Дальше читаем: «…в год. Вот и все. Что еще можно про него сказать?»
В вопросе слышится голос совсем не беспристрастный. Это не голос повествователя, только что рассказавшего о Дымове. В нем легко узнается та же мысль, которая была в первых фразах нашей пьесы, – мысль об «обыкновенности» Дымова. Теперь – выраженная в такой форме – она еще более наступательна. И принадлежать вопрос этот может только Ольге Ивановне. В этом убеждает и то, что дальнейшее рассуждение вводится противительной конструкцией, то есть опять-таки резко противопоставляются друзья Ольги Ивановны и Дымов: «А между тем Ольга Ивановна и ее друзья и добрые знакомые были не совсем обыкновенные люди. Каждый из них был чем-нибудь замечателен и немножко известен…» Повествователь знакомит читателя с этими друзьями. Но – это чувствуется сразу – говорит о них с чужого голоса. «Каждый из них был чем-нибудь замечателен и немножко известен, имел уже имя и считался знаменитостью или же хотя и не был еще знаменит, но зато подавал блестящие надежды. Артист из драматического театра, большой, давно признанный талант <…> певец из оперы <…> со вздохом уверявший Ольгу Ивановну, что она губит себя: если бы она не ленилась и взяла себя в руки, то из нее вышла бы замечательная певица; затем несколько художников и во главе их жанрист, анималист, пейзажист Рябовский <…>; он поправлял Ольге Ивановне ее этюды и говорил, что из нее, быть может, выйдет толк; затем виолончелист, у которого инструмент плакал и который откровенно сознавался, что из всех знакомых ему женщин умеет аккомпанировать одна только Ольга Ивановна; затем литератор, молодой, но уже известный, писавший повести и пьесы, рассказы. Еще кто? Ну, еще Василий Васильич, барин, помещик, дилетант-иллюстратор и виньетист, сильно чувствовавший старый русский стиль, былину и эпос; на бумаге, на фарфоре и на закопченных тарелках он производил буквально чудеса».

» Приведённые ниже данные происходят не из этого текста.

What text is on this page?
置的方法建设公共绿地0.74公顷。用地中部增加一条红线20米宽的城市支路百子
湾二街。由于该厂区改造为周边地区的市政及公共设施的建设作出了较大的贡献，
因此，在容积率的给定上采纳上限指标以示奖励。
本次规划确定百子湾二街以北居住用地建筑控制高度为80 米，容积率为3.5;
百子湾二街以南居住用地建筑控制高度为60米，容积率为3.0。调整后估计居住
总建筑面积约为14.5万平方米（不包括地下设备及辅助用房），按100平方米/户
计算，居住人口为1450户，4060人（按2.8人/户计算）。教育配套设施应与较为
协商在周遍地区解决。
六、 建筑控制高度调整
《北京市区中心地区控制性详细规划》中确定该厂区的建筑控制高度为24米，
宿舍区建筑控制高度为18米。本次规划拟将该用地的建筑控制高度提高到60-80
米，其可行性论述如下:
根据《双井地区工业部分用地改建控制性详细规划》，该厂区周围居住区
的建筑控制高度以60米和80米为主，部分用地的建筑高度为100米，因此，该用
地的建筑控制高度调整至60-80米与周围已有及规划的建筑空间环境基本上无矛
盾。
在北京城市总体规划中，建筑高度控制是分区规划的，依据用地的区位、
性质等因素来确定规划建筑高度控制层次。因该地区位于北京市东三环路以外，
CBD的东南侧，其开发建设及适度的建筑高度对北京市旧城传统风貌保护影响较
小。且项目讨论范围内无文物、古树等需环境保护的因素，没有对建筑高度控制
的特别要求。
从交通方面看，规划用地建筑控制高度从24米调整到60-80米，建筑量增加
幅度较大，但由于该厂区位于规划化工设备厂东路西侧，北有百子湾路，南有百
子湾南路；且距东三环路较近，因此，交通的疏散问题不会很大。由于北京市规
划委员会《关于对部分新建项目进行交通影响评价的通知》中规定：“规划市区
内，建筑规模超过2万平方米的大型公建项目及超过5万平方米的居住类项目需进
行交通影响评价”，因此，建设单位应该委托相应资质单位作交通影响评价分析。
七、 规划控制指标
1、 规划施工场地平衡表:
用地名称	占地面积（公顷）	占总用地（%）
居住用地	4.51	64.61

Принадлежность характеристик самим же героям, не говоря уж о случаях, где об этом сказано прямо («говорил, что из нее, быть может, выйдет толк»), ощущается благодаря чуждой повествователю фразеологии («инструмент плакал»), в которой угадывается стиль персонажей. Разговорность формы вопроса и ответа («еще кто? Ну, еще Василий Васильич, барин») подтверждает, что повествователь подчинился героине, – слышатся живые интонации Ольги Ивановны, непринужденно болтающей с читателем, виден жест. Она демонстрирует свой салон.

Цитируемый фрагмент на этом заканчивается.